Indian equity markets have seen an increase in foreign flows, rise in domestic mutual fund inflows and higher retail participation. Indian equities are seeing strong retail demand and there is potential for higher flows due to increased savings. Historically, the majority of household savings in India have been held in real estate and gold. Capital market inflows may likely remain strong, given the robust IPO pipeline. Given increasing regulatory risk in China, IPOs of new economy companies are likely to see strong investor demand and ensuing capital flows could keep equity valuations high. India saw strong foreign flows inflows in September, although there was some outflow in the last week of September.
Current headline valuations are elevated though medium-to-long term valuations based on normalized earnings seem reasonable. With no major earnings upgrades, India’s relative valuations in comparison to emerging markets have become richer after the continuing rally in equity markets. India has seen a late economic recovery process versus developed markets; therefore, it has the potential for catch-up now. Consequently, a recovery in earnings growth is also expected.
The sub-advisor is cautious about the market outlook in the short term, while being positive in the medium to long term. Inflation and Fed taper are the biggest tail risks. Rising energy prices are also a concern for markets: rising prices weigh on India’s current account deficit due to the country’s reliance on energy imports. Secular growth potential of new economy sectors lends support to the medium-long term positive view on equities. Indian equity indices could see larger representation of new economy sectors. Drawing a parallel with China’s experience, as large, digital IPOs become part of the indices, it is possible that the Indian equity index could evolve to a younger, faster-growing, digital but more expensive market. New economy sectors make up 60% of the MSCI China index (up from 20% a decade ago) and helped China deliver the best ten-year earnings per share (EPS) compounded annual growth (11% for China vs. 6% for the MSCI All-Cap Asia ex-Japan Index). The sub-advisor sees potential for India’s market capitalization outpacing its nominal GDP growth based on four factors:
- a larger economy
- larger share of formal economy
- larger share of Indian companies in the economy
- listings of new companies.
The sub-advisor has identified the following investment area as potential growth opportunities for the portfolio:
- Private/Corporate Banks: Structural story of increasing market share based on high capitalization, better asset quality and healthy liability franchise.

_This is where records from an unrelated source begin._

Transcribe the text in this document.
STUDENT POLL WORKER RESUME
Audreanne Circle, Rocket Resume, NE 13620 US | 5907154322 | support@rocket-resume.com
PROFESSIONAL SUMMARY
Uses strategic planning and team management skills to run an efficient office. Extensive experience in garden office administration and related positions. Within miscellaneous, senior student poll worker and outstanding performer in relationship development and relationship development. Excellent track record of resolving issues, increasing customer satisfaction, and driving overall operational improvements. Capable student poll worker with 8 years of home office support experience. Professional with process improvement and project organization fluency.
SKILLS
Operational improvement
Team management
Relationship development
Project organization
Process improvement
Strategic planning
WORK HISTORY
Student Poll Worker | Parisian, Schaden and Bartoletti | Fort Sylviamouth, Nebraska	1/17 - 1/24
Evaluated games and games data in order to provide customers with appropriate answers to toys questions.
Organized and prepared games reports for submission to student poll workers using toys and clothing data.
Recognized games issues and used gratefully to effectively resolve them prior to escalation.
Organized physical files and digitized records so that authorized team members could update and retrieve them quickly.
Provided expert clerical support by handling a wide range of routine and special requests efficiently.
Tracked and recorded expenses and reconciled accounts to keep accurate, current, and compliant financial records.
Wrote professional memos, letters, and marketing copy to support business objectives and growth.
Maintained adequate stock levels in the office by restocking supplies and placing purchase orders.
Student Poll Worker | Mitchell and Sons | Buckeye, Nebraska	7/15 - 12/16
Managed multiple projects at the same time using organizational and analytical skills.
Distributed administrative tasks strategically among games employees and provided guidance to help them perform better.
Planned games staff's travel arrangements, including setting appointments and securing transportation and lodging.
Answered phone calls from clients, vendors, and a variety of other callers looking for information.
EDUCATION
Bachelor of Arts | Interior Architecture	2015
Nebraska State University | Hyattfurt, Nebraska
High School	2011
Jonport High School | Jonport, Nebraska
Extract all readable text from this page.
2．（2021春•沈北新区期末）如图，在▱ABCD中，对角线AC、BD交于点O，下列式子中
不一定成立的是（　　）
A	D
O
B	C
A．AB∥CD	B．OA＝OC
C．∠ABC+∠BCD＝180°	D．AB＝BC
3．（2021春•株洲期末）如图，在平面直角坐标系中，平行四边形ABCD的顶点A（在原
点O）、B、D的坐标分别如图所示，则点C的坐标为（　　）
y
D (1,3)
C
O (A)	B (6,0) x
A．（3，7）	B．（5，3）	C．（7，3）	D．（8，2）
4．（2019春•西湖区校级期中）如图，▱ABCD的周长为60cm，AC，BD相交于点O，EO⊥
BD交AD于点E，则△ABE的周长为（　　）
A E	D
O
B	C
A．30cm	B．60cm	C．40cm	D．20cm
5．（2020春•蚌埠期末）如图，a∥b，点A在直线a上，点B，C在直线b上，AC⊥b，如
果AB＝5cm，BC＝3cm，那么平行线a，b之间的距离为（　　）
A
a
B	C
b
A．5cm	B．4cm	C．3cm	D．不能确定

- Shift from unorganized to organized: Organized players continued to gain market share amid COVID crisis and had earlier benefitted from reforms like Demonetization, Goods & Services Tax etc.
- Low-ticket Consumer Discretionary: Discretionary consumption to increase due to low product penetration, improving affordability, increased electrification.
- Industrials & Infrastructure: High budget outlay for infrastructure, government announced production linked incentives (PLI) favourable for domestic manufacturing.
- Technology/Digital: Factors driving higher technology spend include modernization of core infrastructure; adoption of public and hybrid cloud model; and increased adoption of artificial intelligence.